What should be obvious to you is Hahn’s supercessionistic reading of Old Testament texts. What should be clear to you are his jigsaw puzzle proof-texting through Gospels that were never meant to combine Voltron-style into a 21st century biography of Jesus. What should be plain is his failure to distinguish ancient Israelites from later Jews.
If only such readings of Scripture were clearly seen as erroneous! Perhaps then theological justification and “Scriptural backing” for some of the worst sins in the history of the Church since the Medieval pogroms would not continue to flourish in our times, as can be seen on hideous display incubating in ultra-conservative blogs and sites!
Obviously One-Part Eusebian Nightmare, Five-Parts Spiritualized
Bishop Robert Barron sees this allegorized parable somewhat differently. Says Barron:
“The parable of the tenants is an allegory that presents the relationship of Israel to Christ, but more than this it reveals a necessary truth about the spiritual life: that we are “tenants” in regards to the gifts that God has given us, and when we construe our relationship to God’s gifts as being that of “owners”, rather than “tenants”, the consequences can be quite dire.”
So a little bit of Eusebian allegory (see above to understand where that leads), and a whole lot of Aquinas-allegory.
An Obvious Parable By, For, and about the American Way
According to biblical scholars like Richard Rohrbaugh, for many American commentators today it is obvious that the tenants of Mark 12 are evil people who want to take away the private property rights of the landowner. It is clear that the landowner is someone who looks an awful lot like an ideal American individualist, who buys American values, and who works very hard for his money. Therefore it is clear to such American commentators that this story must be about the private property rights of the landowner.
Obviously a Tale of Great Sadness
What has happened to Jesus’ story?
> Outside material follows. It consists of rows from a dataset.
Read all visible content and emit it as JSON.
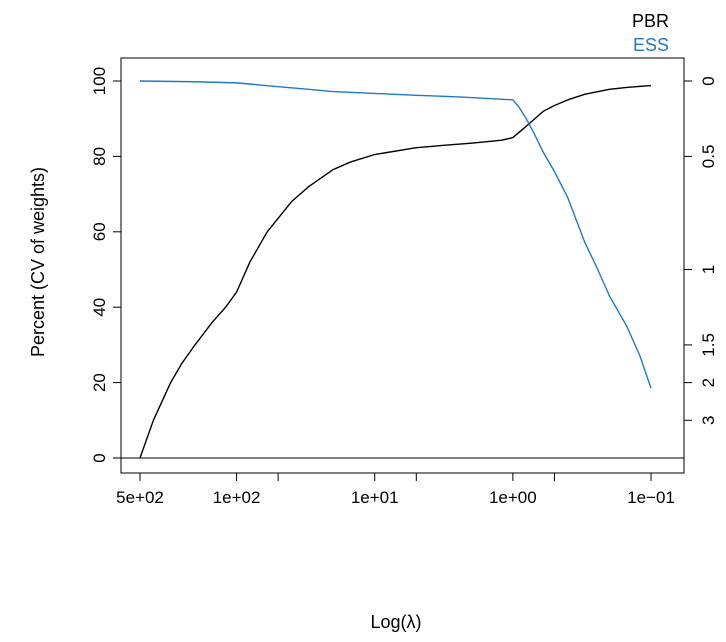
{
  "chart_data": {
    "type": "line",
    "xlabel": "Log(λ)",
    "ylabel": "Percent  (CV of weights)",
    "x_scale": "log-reversed",
    "xlim": [
      550,
      0.085
    ],
    "ylim": [
      0,
      100
    ],
    "x_ticks_major": [
      {
        "value": 500,
        "label": "5e+02"
      },
      {
        "value": 100,
        "label": "1e+02"
      },
      {
        "value": 10,
        "label": "1e+01"
      },
      {
        "value": 1,
        "label": "1e+00"
      },
      {
        "value": 0.1,
        "label": "1e−01"
      }
    ],
    "x_ticks_minor": [
      50,
      5,
      0.5
    ],
    "y_ticks": [
      0,
      20,
      40,
      60,
      80,
      100
    ],
    "right_axis": {
      "ticks": [
        {
          "label": "0",
          "percent": 100
        },
        {
          "label": "0.5",
          "percent": 80
        },
        {
          "label": "1",
          "percent": 50
        },
        {
          "label": "1.5",
          "percent": 30
        },
        {
          "label": "2",
          "percent": 20
        },
        {
          "label": "3",
          "percent": 10
        }
      ]
    },
    "baseline": 0,
    "legend": {
      "position": "top-right",
      "entries": [
        "PBR",
        "ESS"
      ]
    },
    "grid": false,
    "colors": {
      "PBR": "#000000",
      "ESS": "#1f78c8"
    },
    "series": [
      {
        "name": "PBR",
        "x": [
          500,
          400,
          300,
          250,
          200,
          150,
          120,
          100,
          80,
          60,
          40,
          30,
          20,
          15,
          10,
          5,
          3,
          2,
          1.2,
          1.0,
          0.8,
          0.6,
          0.5,
          0.4,
          0.3,
          0.2,
          0.15,
          0.1
        ],
        "y": [
          0,
          10,
          20,
          25,
          30,
          36,
          40,
          44,
          52,
          60,
          68,
          72,
          76.5,
          78.5,
          80.5,
          82.3,
          83,
          83.5,
          84.3,
          85,
          88,
          92,
          93.5,
          95,
          96.5,
          97.8,
          98.3,
          98.8
        ]
      },
      {
        "name": "ESS",
        "x": [
          500,
          200,
          100,
          70,
          50,
          30,
          20,
          10,
          5,
          3,
          2,
          1.0,
          0.9,
          0.8,
          0.7,
          0.6,
          0.5,
          0.4,
          0.3,
          0.25,
          0.2,
          0.15,
          0.12,
          0.1
        ],
        "y": [
          100,
          99.8,
          99.5,
          99,
          98.5,
          97.8,
          97.2,
          96.7,
          96.2,
          95.9,
          95.6,
          95,
          93,
          90,
          86,
          81,
          76,
          69,
          57,
          51,
          43,
          35,
          27,
          18.5
        ]
      }
    ]
  }
}
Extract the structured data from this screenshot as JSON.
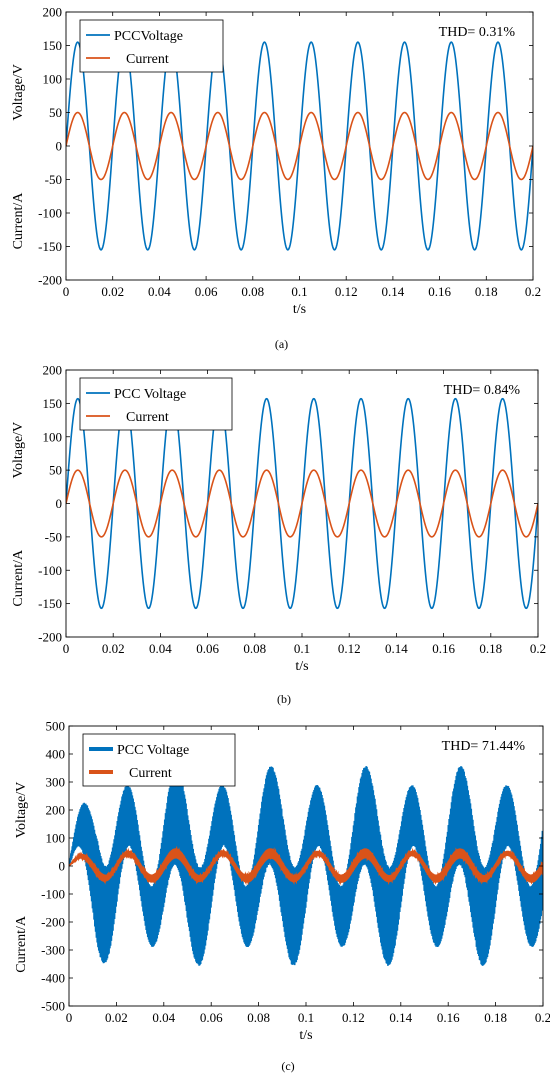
{
  "chart_data": [
    {
      "type": "line",
      "panel_label": "(a)",
      "annotation": "THD= 0.31%",
      "xlabel": "t/s",
      "ylabel_top": "Voltage/V",
      "ylabel_bottom": "Current/A",
      "xlim": [
        0,
        0.2
      ],
      "ylim": [
        -200,
        200
      ],
      "xticks": [
        0,
        0.02,
        0.04,
        0.06,
        0.08,
        0.1,
        0.12,
        0.14,
        0.16,
        0.18,
        0.2
      ],
      "xtick_labels": [
        "0",
        "0.02",
        "0.04",
        "0.06",
        "0.08",
        "0.1",
        "0.12",
        "0.14",
        "0.16",
        "0.18",
        "0.2"
      ],
      "yticks": [
        -200,
        -150,
        -100,
        -50,
        0,
        50,
        100,
        150,
        200
      ],
      "ytick_labels": [
        "-200",
        "-150",
        "-100",
        "-50",
        "0",
        "50",
        "100",
        "150",
        "200"
      ],
      "legend_position": "top-left",
      "frequency_hz": 50,
      "series": [
        {
          "name": "PCCVoltage",
          "color": "#0072BD",
          "amplitude": 155,
          "ripple": 0,
          "linewidth": 1.6
        },
        {
          "name": "Current",
          "color": "#D95319",
          "amplitude": 50,
          "ripple": 0,
          "linewidth": 1.6
        }
      ]
    },
    {
      "type": "line",
      "panel_label": "(b)",
      "annotation": "THD= 0.84%",
      "xlabel": "t/s",
      "ylabel_top": "Voltage/V",
      "ylabel_bottom": "Current/A",
      "xlim": [
        0,
        0.2
      ],
      "ylim": [
        -200,
        200
      ],
      "xticks": [
        0,
        0.02,
        0.04,
        0.06,
        0.08,
        0.1,
        0.12,
        0.14,
        0.16,
        0.18,
        0.2
      ],
      "xtick_labels": [
        "0",
        "0.02",
        "0.04",
        "0.06",
        "0.08",
        "0.1",
        "0.12",
        "0.14",
        "0.16",
        "0.18",
        "0.2"
      ],
      "yticks": [
        -200,
        -150,
        -100,
        -50,
        0,
        50,
        100,
        150,
        200
      ],
      "ytick_labels": [
        "-200",
        "-150",
        "-100",
        "-50",
        "0",
        "50",
        "100",
        "150",
        "200"
      ],
      "legend_position": "top-left",
      "frequency_hz": 50,
      "series": [
        {
          "name": "PCC Voltage",
          "color": "#0072BD",
          "amplitude": 157,
          "ripple": 0,
          "linewidth": 1.6
        },
        {
          "name": "Current",
          "color": "#D95319",
          "amplitude": 50,
          "ripple": 0,
          "linewidth": 1.6
        }
      ]
    },
    {
      "type": "line",
      "panel_label": "(c)",
      "annotation": "THD= 71.44%",
      "xlabel": "t/s",
      "ylabel_top": "Voltage/V",
      "ylabel_bottom": "Current/A",
      "xlim": [
        0,
        0.2
      ],
      "ylim": [
        -500,
        500
      ],
      "xticks": [
        0,
        0.02,
        0.04,
        0.06,
        0.08,
        0.1,
        0.12,
        0.14,
        0.16,
        0.18,
        0.2
      ],
      "xtick_labels": [
        "0",
        "0.02",
        "0.04",
        "0.06",
        "0.08",
        "0.1",
        "0.12",
        "0.14",
        "0.16",
        "0.18",
        "0.2"
      ],
      "yticks": [
        -500,
        -400,
        -300,
        -200,
        -100,
        0,
        100,
        200,
        300,
        400,
        500
      ],
      "ytick_labels": [
        "-500",
        "-400",
        "-300",
        "-200",
        "-100",
        "0",
        "100",
        "200",
        "300",
        "400",
        "500"
      ],
      "legend_position": "top-left",
      "frequency_hz": 50,
      "series": [
        {
          "name": "PCC Voltage",
          "color": "#0072BD",
          "amplitude": 180,
          "ripple": 190,
          "linewidth": 1.6
        },
        {
          "name": "Current",
          "color": "#D95319",
          "amplitude": 45,
          "ripple": 18,
          "linewidth": 1.6
        }
      ]
    }
  ]
}
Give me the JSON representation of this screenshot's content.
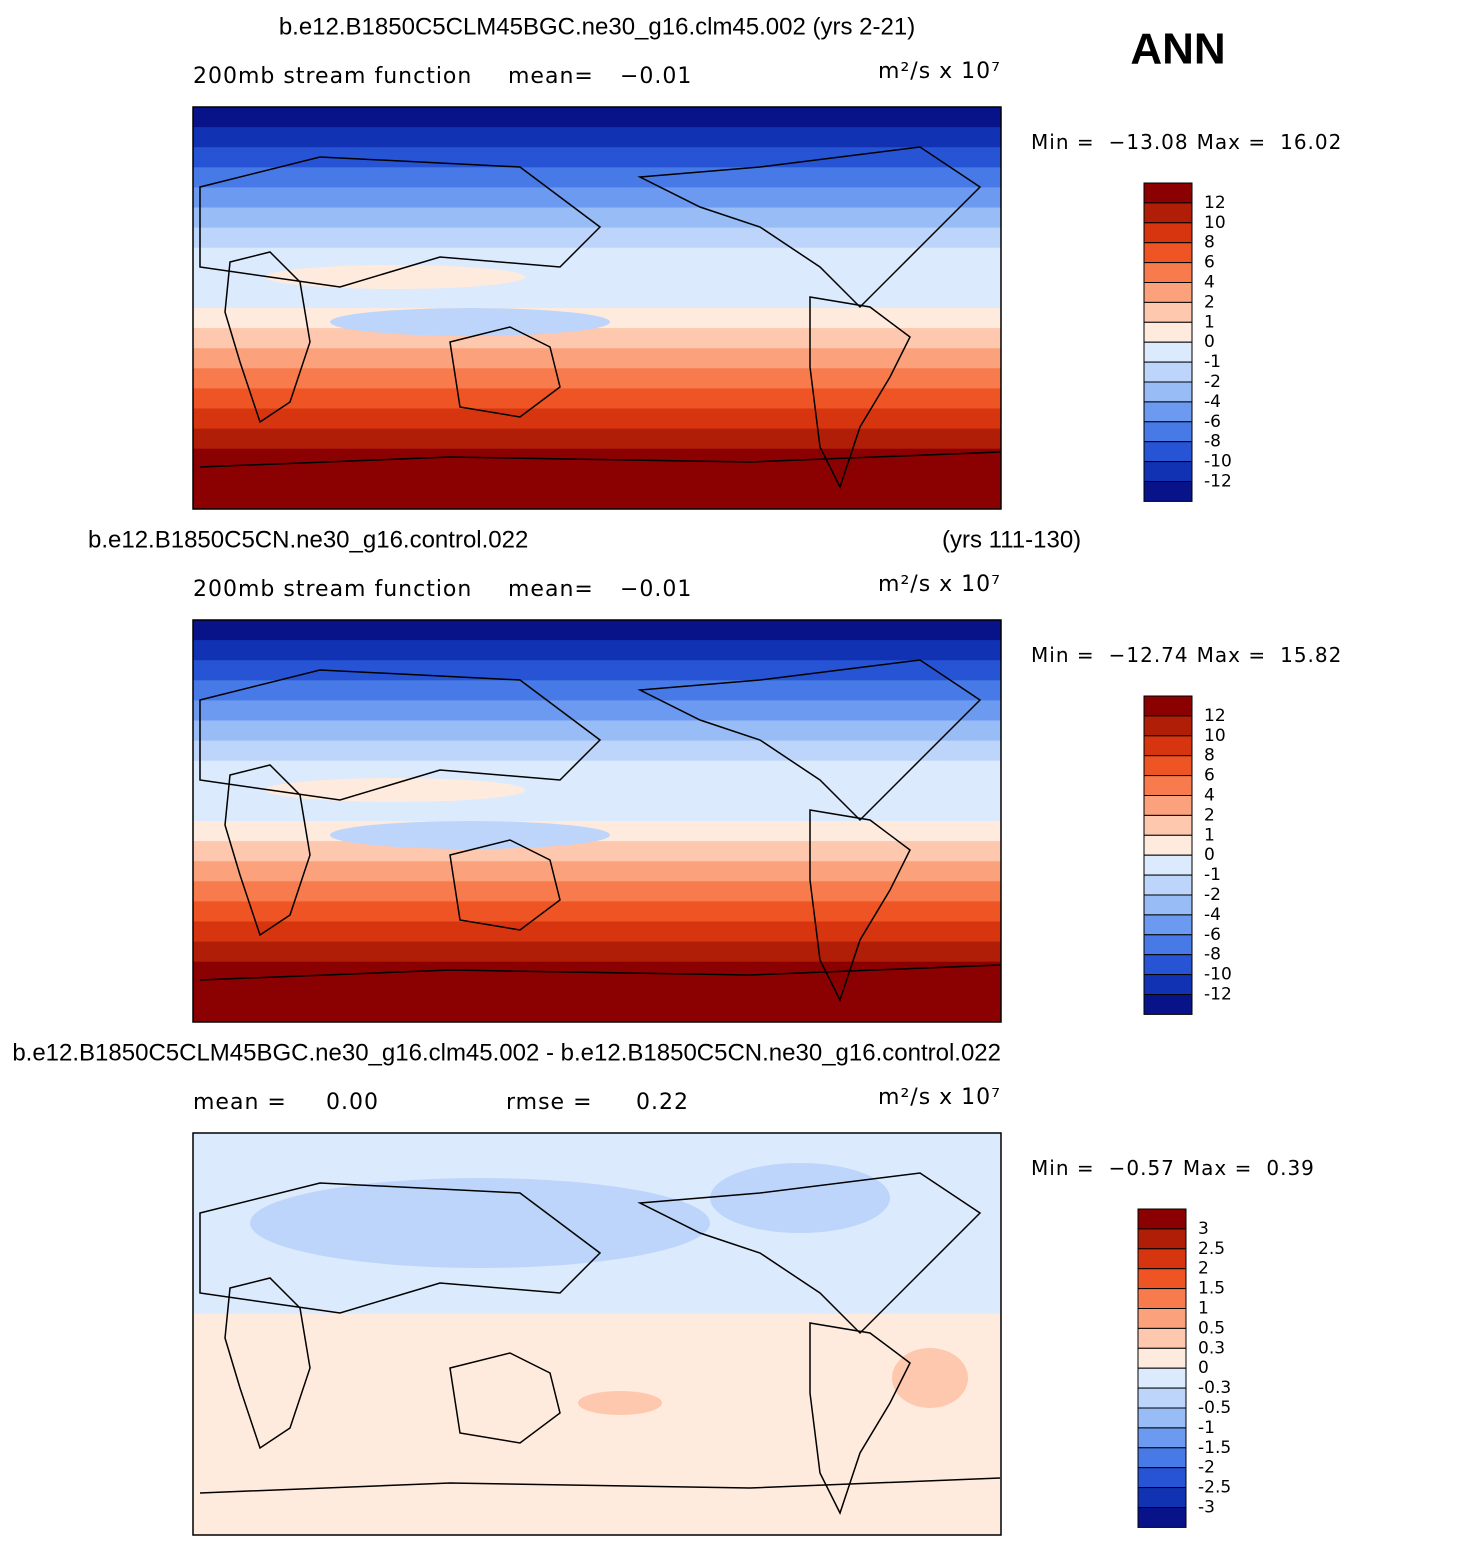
{
  "header": {
    "title": "ANN"
  },
  "panels": [
    {
      "title": "b.e12.B1850C5CLM45BGC.ne30_g16.clm45.002 (yrs 2-21)",
      "field": "200mb stream function",
      "mean_label": "mean=",
      "mean": "−0.01",
      "units": "m²/s x 10⁷",
      "min_label": "Min =",
      "min": "−13.08",
      "max_label": "Max =",
      "max": "16.02",
      "levels": [
        12,
        10,
        8,
        6,
        4,
        2,
        1,
        0,
        -1,
        -2,
        -4,
        -6,
        -8,
        -10,
        -12
      ],
      "colors": [
        "#8b0000",
        "#b01e08",
        "#d63510",
        "#ee5424",
        "#f77b4c",
        "#fba27c",
        "#fdc8ad",
        "#feebdd",
        "#dbeafc",
        "#bdd5fa",
        "#98bcf6",
        "#6c9af0",
        "#477ae6",
        "#2754d4",
        "#1232b4",
        "#08138a"
      ]
    },
    {
      "title": "b.e12.B1850C5CN.ne30_g16.control.022",
      "years": "(yrs 111-130)",
      "field": "200mb stream function",
      "mean_label": "mean=",
      "mean": "−0.01",
      "units": "m²/s x 10⁷",
      "min_label": "Min =",
      "min": "−12.74",
      "max_label": "Max =",
      "max": "15.82",
      "levels": [
        12,
        10,
        8,
        6,
        4,
        2,
        1,
        0,
        -1,
        -2,
        -4,
        -6,
        -8,
        -10,
        -12
      ],
      "colors": [
        "#8b0000",
        "#b01e08",
        "#d63510",
        "#ee5424",
        "#f77b4c",
        "#fba27c",
        "#fdc8ad",
        "#feebdd",
        "#dbeafc",
        "#bdd5fa",
        "#98bcf6",
        "#6c9af0",
        "#477ae6",
        "#2754d4",
        "#1232b4",
        "#08138a"
      ]
    },
    {
      "title": "b.e12.B1850C5CLM45BGC.ne30_g16.clm45.002 - b.e12.B1850C5CN.ne30_g16.control.022",
      "mean_label": "mean =",
      "mean": "0.00",
      "rmse_label": "rmse =",
      "rmse": "0.22",
      "units": "m²/s x 10⁷",
      "min_label": "Min =",
      "min": "−0.57",
      "max_label": "Max =",
      "max": "0.39",
      "levels": [
        3,
        2.5,
        2,
        1.5,
        1,
        0.5,
        0.3,
        0,
        -0.3,
        -0.5,
        -1,
        -1.5,
        -2,
        -2.5,
        -3
      ],
      "colors": [
        "#8b0000",
        "#b01e08",
        "#d63510",
        "#ee5424",
        "#f77b4c",
        "#fba27c",
        "#fdc8ad",
        "#feebdd",
        "#dbeafc",
        "#bdd5fa",
        "#98bcf6",
        "#6c9af0",
        "#477ae6",
        "#2754d4",
        "#1232b4",
        "#08138a"
      ]
    }
  ]
}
Something that probably began as a cautionary parable about labor violence as the desperate attempt to respond to crushing injustice has, via allegory-gone-wild, been turned and twisted around to justify the elites. This has been done in the name of Jesus.
We can cut “Mark” and “Matthew” some slack. But once we arrive at imperial cruelty and especially with Luther, the story is turned on its head. Throughout history, what has dominated the interpretation of this story has not been the prepaschal Galilean Jesus and what he intended, but rather the situation of the interpreter.
Context scholar Richard Rohrbaugh reminds us that theologians striving to make Jesus and his stories relevant to Christians alive today is good and needed. But there is always the danger that in doing this noble work, Jesus and his context gets lost, and the whole enterprise becomes an idolatry of self-justification. Why that is a terribly costly violence should be obvious and clear to all who call themselves “followers of Christ.”